Once you’ve picked a static site generator that aligns with your demands, we also recommend choosing a headless CMS along with it to build your static site. This content management system can work in conjunction with the site generator to allow you to present your data across different channels, offering greater flexibility and real-time collaboration to your users.

The Challenges With SSGs- Weighing Your Odds

Although the rewards of static site generators are many, it’s important to weigh your odds before you decide to make the shift from CMS to SSGs. Be sure to carefully assess if your business at its current stage can afford to make the shift, since the process is not generally an easy one.

Deploying a static site generator within your business workflow can be highly complicated, which can sometimes be a deal-breaker for businesses. For starters, you’ll need some skilled labor just to get the generator up and running. Once the system is set up, you’ll have to put in additional work to automate the processes, which requires extra time and resources. It’s also crucial to carefully plan the features of the site you’re trying to build and ask expert advice on whether building with an SSG is suitable for your company’s unique requirements.

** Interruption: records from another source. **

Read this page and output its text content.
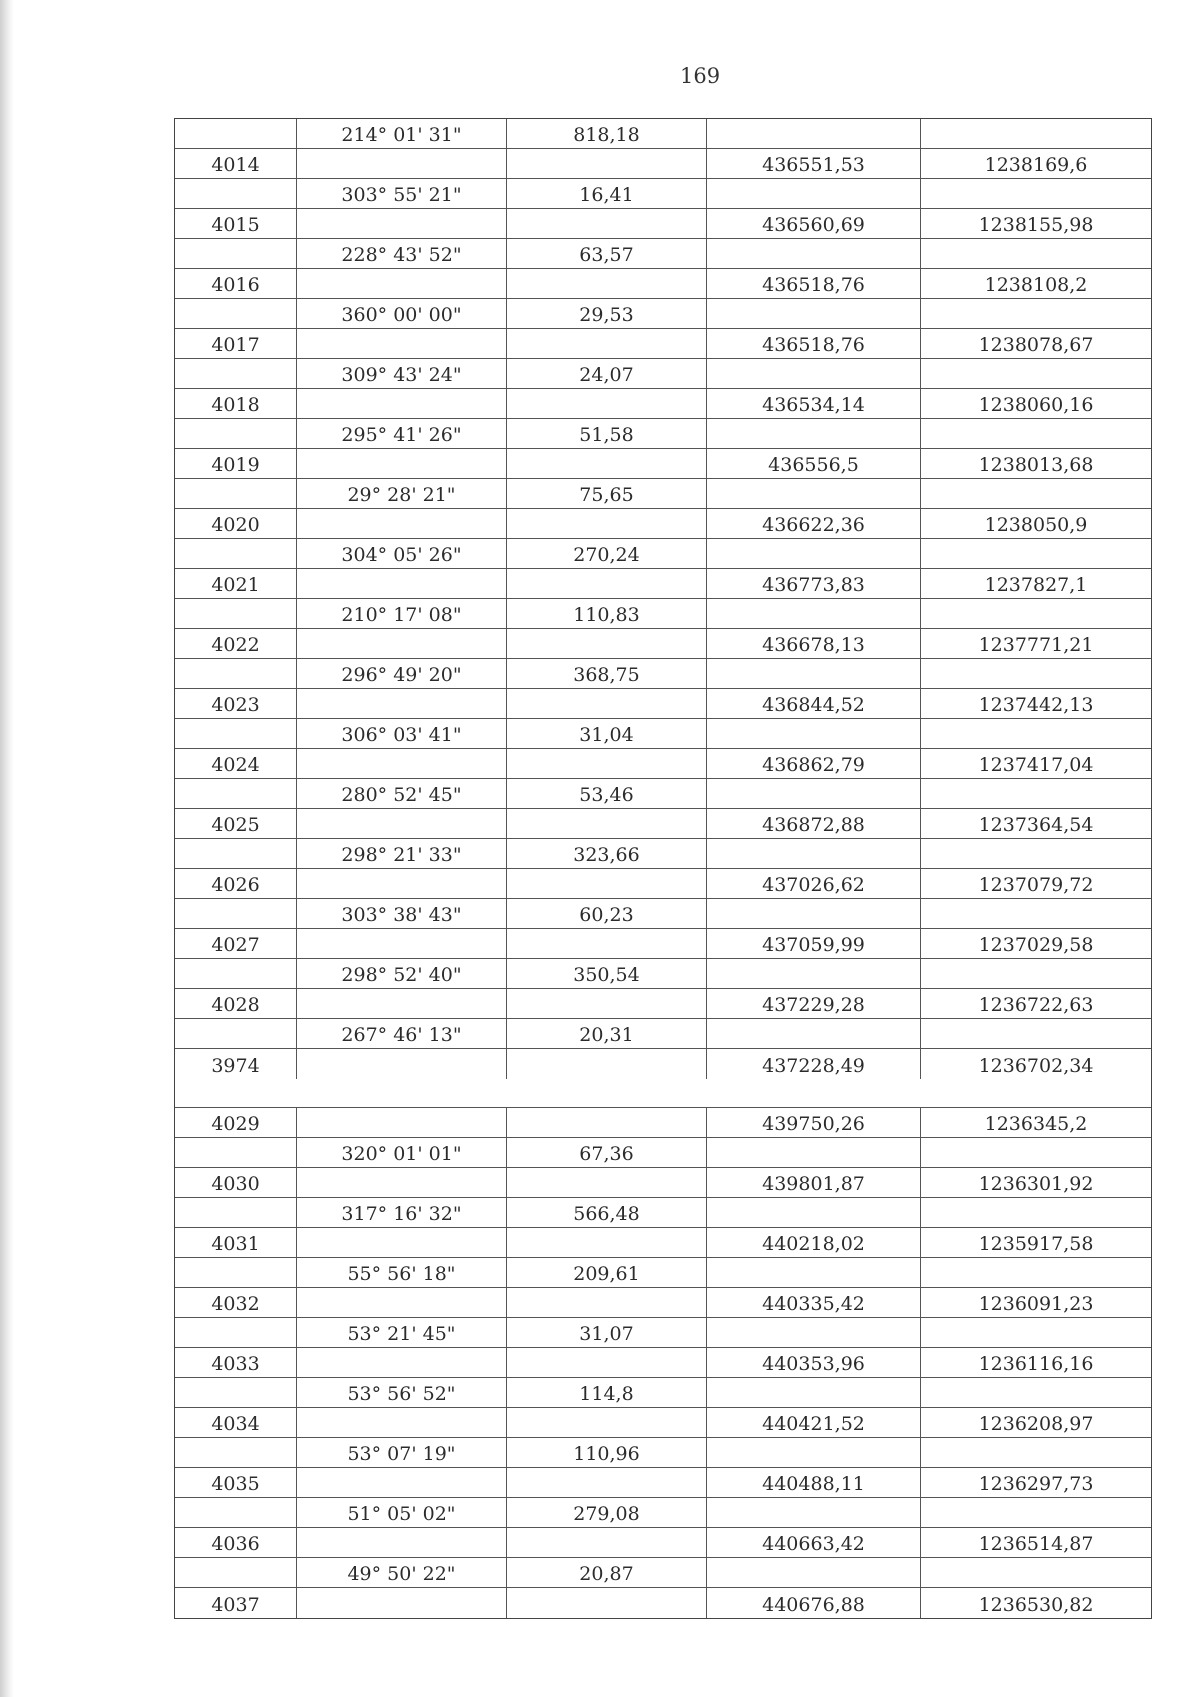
169
214° 01' 31"	818,18
4014	436551,53	1238169,6
303° 55' 21"	16,41
4015	436560,69	1238155,98
228° 43' 52"	63,57
4016	436518,76	1238108,2
360° 00' 00"	29,53
4017	436518,76	1238078,67
309° 43' 24"	24,07
4018	436534,14	1238060,16
295° 41' 26"	51,58
4019	436556,5	1238013,68
29° 28' 21"	75,65
4020	436622,36	1238050,9
304° 05' 26"	270,24
4021	436773,83	1237827,1
210° 17' 08"	110,83
4022	436678,13	1237771,21
296° 49' 20"	368,75
4023	436844,52	1237442,13
306° 03' 41"	31,04
4024	436862,79	1237417,04
280° 52' 45"	53,46
4025	436872,88	1237364,54
298° 21' 33"	323,66
4026	437026,62	1237079,72
303° 38' 43"	60,23
4027	437059,99	1237029,58
298° 52' 40"	350,54
4028	437229,28	1236722,63
267° 46' 13"	20,31
3974	437228,49	1236702,34
4029	439750,26	1236345,2
320° 01' 01"	67,36
4030	439801,87	1236301,92
317° 16' 32"	566,48
4031	440218,02	1235917,58
55° 56' 18"	209,61
4032	440335,42	1236091,23
53° 21' 45"	31,07
4033	440353,96	1236116,16
53° 56' 52"	114,8
4034	440421,52	1236208,97
53° 07' 19"	110,96
4035	440488,11	1236297,73
51° 05' 02"	279,08
4036	440663,42	1236514,87
49° 50' 22"	20,87
4037	440676,88	1236530,82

Not only will using a static site generator require a significant amount in your business budget, but your employees might not be comfortable with this change. Even if you can afford to make a large investment, it’s essential to communicate with your team and assess if they’re willing to embrace changes and embark on a learning journey.

Besides the obvious, another challenge with site generators is that this is still a relatively new concept, and there isn’t an extensive community of experts to turn to for help. Your team will have to integrate an entirely new build process where additional support might not always be readily available.

In the end, you must ask yourself if the investment is worth it and whether your business is in a position to embrace such a large-scale change. If your company is at a stage where you’re willing to experiment and embrace newer technologies, now might be a good time to look into site generators. Once you’ve decided to employ them and overcome the challenges of the process, you can sit back and enjoy the many benefits they will bring to your organization.